It may get worse before it gets better for the US economy. GDP is expected to expand 2.0% (real seasonally adjusted annual rate) in the first three months of 2014, according to The Capital Spectator’s median nowcast. The revised estimate is below the previous 2.4% nowcast for Q1:2014 that was published on February 25.

Winter, it seems, is still squeezing the economy in terms of crunching the numbers for estimating the trend in the recent past. Or is there something darker lurking in the shadows? It’s hard to say for sure at this point, although most economists are still projecting a stronger run of growth in the spring and beyond.
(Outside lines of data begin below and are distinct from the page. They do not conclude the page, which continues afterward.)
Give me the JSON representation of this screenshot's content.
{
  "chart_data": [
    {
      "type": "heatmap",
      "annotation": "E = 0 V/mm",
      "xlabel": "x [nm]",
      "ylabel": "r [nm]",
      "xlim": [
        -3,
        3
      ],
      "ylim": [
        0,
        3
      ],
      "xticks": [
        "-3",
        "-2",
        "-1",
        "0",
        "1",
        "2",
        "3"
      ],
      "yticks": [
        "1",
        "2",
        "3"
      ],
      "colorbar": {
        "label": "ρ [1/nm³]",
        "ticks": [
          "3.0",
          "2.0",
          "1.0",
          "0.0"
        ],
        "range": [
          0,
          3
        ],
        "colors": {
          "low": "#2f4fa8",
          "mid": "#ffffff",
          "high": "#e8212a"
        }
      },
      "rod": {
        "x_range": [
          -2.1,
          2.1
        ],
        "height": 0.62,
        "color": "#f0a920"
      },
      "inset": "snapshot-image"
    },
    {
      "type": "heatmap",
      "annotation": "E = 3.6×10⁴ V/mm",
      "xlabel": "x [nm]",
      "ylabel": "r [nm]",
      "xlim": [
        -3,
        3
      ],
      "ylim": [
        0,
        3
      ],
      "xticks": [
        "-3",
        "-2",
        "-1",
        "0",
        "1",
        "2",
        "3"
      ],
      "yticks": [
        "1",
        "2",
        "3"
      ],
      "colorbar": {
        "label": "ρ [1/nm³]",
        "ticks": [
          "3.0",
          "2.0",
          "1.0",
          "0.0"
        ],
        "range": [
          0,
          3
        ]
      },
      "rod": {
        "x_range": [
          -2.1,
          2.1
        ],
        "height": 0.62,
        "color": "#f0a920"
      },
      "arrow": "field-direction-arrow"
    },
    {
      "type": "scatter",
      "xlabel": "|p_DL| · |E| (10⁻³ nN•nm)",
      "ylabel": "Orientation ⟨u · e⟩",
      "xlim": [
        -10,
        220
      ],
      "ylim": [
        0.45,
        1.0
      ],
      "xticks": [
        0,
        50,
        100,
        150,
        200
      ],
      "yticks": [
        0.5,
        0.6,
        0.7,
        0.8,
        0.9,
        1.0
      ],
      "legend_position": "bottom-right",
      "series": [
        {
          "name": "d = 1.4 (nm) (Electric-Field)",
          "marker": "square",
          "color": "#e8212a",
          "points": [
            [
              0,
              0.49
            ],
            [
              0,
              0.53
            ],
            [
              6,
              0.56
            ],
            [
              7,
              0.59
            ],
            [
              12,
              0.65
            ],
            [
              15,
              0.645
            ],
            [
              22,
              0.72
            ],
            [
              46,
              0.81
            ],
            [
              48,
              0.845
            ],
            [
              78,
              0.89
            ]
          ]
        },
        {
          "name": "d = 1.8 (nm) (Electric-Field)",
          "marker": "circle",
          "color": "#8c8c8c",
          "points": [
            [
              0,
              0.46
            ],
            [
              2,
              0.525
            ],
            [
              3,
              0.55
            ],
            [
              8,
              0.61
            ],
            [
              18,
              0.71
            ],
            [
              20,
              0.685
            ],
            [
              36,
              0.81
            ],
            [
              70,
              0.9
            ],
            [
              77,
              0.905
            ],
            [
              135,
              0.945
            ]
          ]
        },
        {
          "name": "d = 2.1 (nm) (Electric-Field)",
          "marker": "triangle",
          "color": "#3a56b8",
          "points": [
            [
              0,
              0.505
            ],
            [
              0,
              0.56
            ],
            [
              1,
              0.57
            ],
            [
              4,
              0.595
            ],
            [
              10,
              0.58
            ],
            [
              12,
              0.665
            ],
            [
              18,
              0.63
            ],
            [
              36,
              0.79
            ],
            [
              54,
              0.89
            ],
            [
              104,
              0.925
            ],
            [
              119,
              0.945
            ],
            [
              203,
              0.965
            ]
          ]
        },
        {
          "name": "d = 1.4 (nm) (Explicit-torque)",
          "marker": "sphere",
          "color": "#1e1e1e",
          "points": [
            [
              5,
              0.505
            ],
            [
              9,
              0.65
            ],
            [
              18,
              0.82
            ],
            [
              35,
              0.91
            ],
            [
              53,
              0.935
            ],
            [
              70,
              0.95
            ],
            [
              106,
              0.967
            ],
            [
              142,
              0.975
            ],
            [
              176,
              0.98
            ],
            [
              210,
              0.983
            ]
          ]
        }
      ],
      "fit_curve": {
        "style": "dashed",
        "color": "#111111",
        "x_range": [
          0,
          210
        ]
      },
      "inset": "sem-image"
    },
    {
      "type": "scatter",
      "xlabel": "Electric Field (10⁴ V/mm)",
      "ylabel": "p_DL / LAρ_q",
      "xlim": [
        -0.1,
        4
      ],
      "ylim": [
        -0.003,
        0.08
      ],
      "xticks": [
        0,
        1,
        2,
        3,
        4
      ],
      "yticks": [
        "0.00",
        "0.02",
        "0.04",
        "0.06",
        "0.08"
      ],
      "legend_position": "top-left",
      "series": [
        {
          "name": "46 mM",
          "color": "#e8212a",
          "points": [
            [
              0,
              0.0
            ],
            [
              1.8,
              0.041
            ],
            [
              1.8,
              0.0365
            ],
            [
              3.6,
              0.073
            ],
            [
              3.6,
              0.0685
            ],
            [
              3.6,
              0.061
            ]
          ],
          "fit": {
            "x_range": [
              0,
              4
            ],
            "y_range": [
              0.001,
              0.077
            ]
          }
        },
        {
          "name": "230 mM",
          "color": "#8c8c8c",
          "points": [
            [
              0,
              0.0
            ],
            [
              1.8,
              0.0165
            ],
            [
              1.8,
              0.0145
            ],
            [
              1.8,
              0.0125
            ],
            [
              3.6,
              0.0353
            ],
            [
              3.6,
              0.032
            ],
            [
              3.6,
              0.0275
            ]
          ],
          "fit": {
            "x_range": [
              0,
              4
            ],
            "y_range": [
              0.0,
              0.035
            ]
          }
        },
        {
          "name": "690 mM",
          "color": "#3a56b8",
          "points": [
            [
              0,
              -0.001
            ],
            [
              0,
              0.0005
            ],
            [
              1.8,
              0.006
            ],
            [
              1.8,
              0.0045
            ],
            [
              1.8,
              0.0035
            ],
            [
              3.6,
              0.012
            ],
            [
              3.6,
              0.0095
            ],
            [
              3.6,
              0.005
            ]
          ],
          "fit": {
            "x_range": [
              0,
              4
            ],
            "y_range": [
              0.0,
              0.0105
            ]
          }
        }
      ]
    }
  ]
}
Harsh weather conditions cut nearly one half of one percentage point from first-quarter real GDP growth, according to the National Association of Business Economics (NABE). In a new survey of economists released yesterday, NABE said GDP will advance by just 1.9% in Q1 before growth picks up to 3.0% by the end of the year. “Conditions in a variety of areas—including labor, consumer, and housing markets—are expected to improve over the next two years, while inflation remains tame,” advised NABE President Jack Kleinhenz.

Maybe, but first the crowd has to deal with the softer numbers that are expected for this quarter. The Capital Spectator’s current 2.0% nowcast for Q1 GDP is in line with a number of estimates, including the projection of 1.9% growth for the quarter via The Wall Street Journal’s recently published March survey of economists. The official number–the “advance” estimate for Q1 GDP from the US Bureau of Economic Analysis (BEA)–is scheduled for release at the end of next month, April 30.

Meantime, the government will publish a revision of Q4:2013 GDP on Thursday (Mar. 27) and the consensus forecast (according to Briefing.com) calls for a slightly higher rate of growth: 2.6% vs. BEA’s current 2.4% estimate.

As for this year’s first quarter numbers, here’s how The Capital Spectator’s revised Q1 nowcast compares with recent history and several forecasts from other sources:

Next, let’s review the individual nowcasts that are used to calculate the median estimate:

Here’s how the Q1:2014 nowcast updates compare so far:

Finally, here’s a brief profile for each of The Capital Spectator’s GDP nowcast methodologies:

R-4: This estimate is based on a multiple regression in R of historical GDP data vs. quarterly changes for four key economic indicators: real personal consumption expenditures (or real retail sales for the current month until the PCE report is published), real personal income less government transfers, industrial production, and private non-farm payrolls. The model estimates the statistical relationships from the early 1970s to the present. The estimates are revised as new data is published.

R-10: This model also uses a multiple regression framework based on numbers dating to the early 1970s and updates the estimates as new data arrives. The methodology is identical to the 4-factor model above, except that R-10 uses additional factors—10 in all—to nowcast GDP. In addition to the data quartet in the 4-factor model, the 10-factor nowcast also incorporates the following six series: ISM Manufacturing PMI Composite Index, housing starts, initial jobless claims, the stock market (S&P 500), crude oil prices (spot price for West Texas Intermediate), and the Treasury yield curve spread (10-year Note less 3-month T-bill).

ARIMA GDP: The econometric engine for this nowcast is known as an autoregressive integrated moving average. This ARIMA model uses GDP’s history, dating from the early 1970s to the present, for anticipating the target quarter’s change. As the historical GDP data is revised, so too is the nowcast, which is calculated in R via the “forecast” package, which optimizes the parameters based on the data set’s historical record.

ARIMA R-4: This model combines ARIMA estimates with regression analysis to project GDP data. The ARIMA R-4 model analyzes four historical data sets: real personal consumption expenditures, real personal income less government transfers, industrial production, and private non-farm payrolls. This model uses the historical relationships between those indicators and GDP for projections by filling in the missing data points in the current quarter with ARIMA estimates. As the indicators are updated, actual data replaces the ARIMA estimates and the nowcast is recalculated.

VAR 4: This vector autoregression model uses four data series in search of interdependent relationships for estimating GDP. The historical data sets in the R-4 and ARIMA R-4 models noted above are also used in VAR-4, albeit with a different econometric engine. As new data is published, so too is the VAR-4 nowcast. The data sets range from the early 1970s to the present, using the “vars” package in R to crunch the numbers.

ARIMA R-NIPA: The model uses an autoregressive integrated moving average to estimate future values of GDP based on the datasets of four primary categories of the national income and product accounts (NIPA): personal consumption expenditures, gross private domestic investment, net exports of goods and services, and government consumption expenditures and gross investment. The model uses historical data from the early 1970s to the present for anticipating the target quarter’s change. As the historical numbers are revised, so too is the estimate, which is calculated in R via the “forecast” package, which optimizes the parameters based on the data set’s historical record.